Miss Shay rallied briefly to this challenge, then, abruptly her energy fizzled out of her and she said, “We’ll see how great a queen she will be.” She turned and pointed at the first bed where the other Corsair slave, Diamond was lying on her side with her knees drawn up. She was so pale and motionless that Jenn feared she was already dead.
“Gut shot,” Miss Shay intoned.
“Gut shot?” Jenn whispered more to herself than to anyone. In a shaky voice, she asked, “Diamond?” Diamond opened her eyes. There was fear in them, but as she recognized Jenn it turned to hope.
“Is the Queen here?” she asked.
Shaina was quick to answer when Jenn faltered. “This is a new Queen. She’s a healer, too. She’s great.”
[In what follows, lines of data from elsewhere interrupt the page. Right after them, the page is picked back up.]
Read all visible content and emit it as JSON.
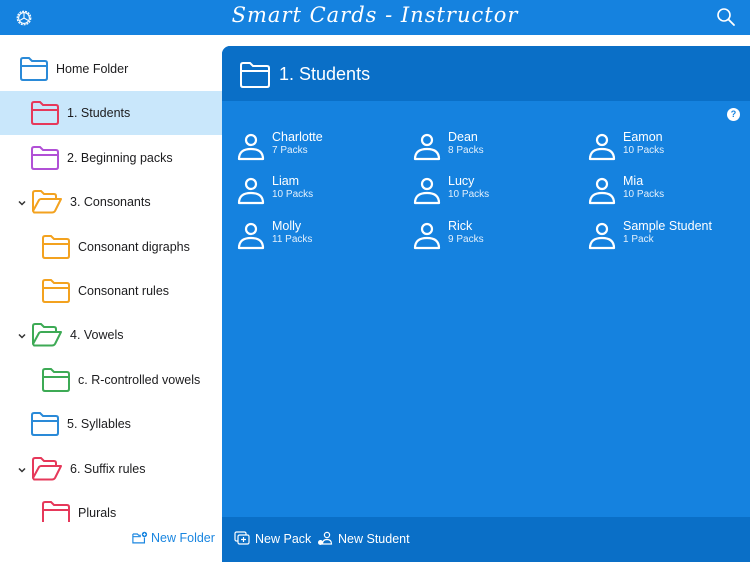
{
  "app": {
    "title": "Smart Cards - Instructor",
    "settings_icon": "gear-icon",
    "search_icon": "search-icon"
  },
  "sidebar": {
    "items": [
      {
        "label": "Home Folder",
        "color": "#2a8ad8",
        "level": 0,
        "expandable": false,
        "open": false,
        "selected": false
      },
      {
        "label": "1. Students",
        "color": "#e6385a",
        "level": 1,
        "expandable": false,
        "open": false,
        "selected": true
      },
      {
        "label": "2. Beginning packs",
        "color": "#b150d6",
        "level": 1,
        "expandable": false,
        "open": false,
        "selected": false
      },
      {
        "label": "3. Consonants",
        "color": "#f3a21f",
        "level": 1,
        "expandable": true,
        "open": true,
        "selected": false
      },
      {
        "label": "Consonant digraphs",
        "color": "#f3a21f",
        "level": 2,
        "expandable": false,
        "open": false,
        "selected": false
      },
      {
        "label": "Consonant rules",
        "color": "#f3a21f",
        "level": 2,
        "expandable": false,
        "open": false,
        "selected": false
      },
      {
        "label": "4. Vowels",
        "color": "#3daa55",
        "level": 1,
        "expandable": true,
        "open": true,
        "selected": false
      },
      {
        "label": "c. R-controlled vowels",
        "color": "#3daa55",
        "level": 2,
        "expandable": false,
        "open": false,
        "selected": false
      },
      {
        "label": "5. Syllables",
        "color": "#2a8ad8",
        "level": 1,
        "expandable": false,
        "open": false,
        "selected": false
      },
      {
        "label": "6. Suffix rules",
        "color": "#e6385a",
        "level": 1,
        "expandable": true,
        "open": true,
        "selected": false
      },
      {
        "label": "Plurals",
        "color": "#e6385a",
        "level": 2,
        "expandable": false,
        "open": false,
        "selected": false
      }
    ],
    "new_folder_label": "New Folder"
  },
  "main": {
    "title": "1. Students",
    "help_label": "?",
    "students": [
      {
        "name": "Charlotte",
        "packs": "7 Packs"
      },
      {
        "name": "Dean",
        "packs": "8 Packs"
      },
      {
        "name": "Eamon",
        "packs": "10 Packs"
      },
      {
        "name": "Liam",
        "packs": "10 Packs"
      },
      {
        "name": "Lucy",
        "packs": "10 Packs"
      },
      {
        "name": "Mia",
        "packs": "10 Packs"
      },
      {
        "name": "Molly",
        "packs": "11 Packs"
      },
      {
        "name": "Rick",
        "packs": "9 Packs"
      },
      {
        "name": "Sample Student",
        "packs": "1 Pack"
      }
    ],
    "footer": {
      "new_pack_label": "New Pack",
      "new_student_label": "New Student"
    }
  },
  "colors": {
    "topbar": "#1582df",
    "panel": "#1582df",
    "panel_header": "#0a6fc7",
    "selected_row": "#c9e7fb",
    "link": "#1a86e0"
  }
}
Jenn hated hearing how “great” she was, especially when she was just about to fall on her face. There was no way she could help Diamond. Still she tried to smile as she said, “Let’s see what’s wrong. Is that okay?”
With a great deal of grunting and tears, Diamond rolled over and showed Jenn what was left of her intestines. It was a horrifying mass of huge squiggly white worms swimming in a pool of blood. In seconds, Jenn could feel the bile burning up the back of her throat. She was on the verge of puking, not because of the horrible sight, but because she knew there was absolutely nothing she could do to help.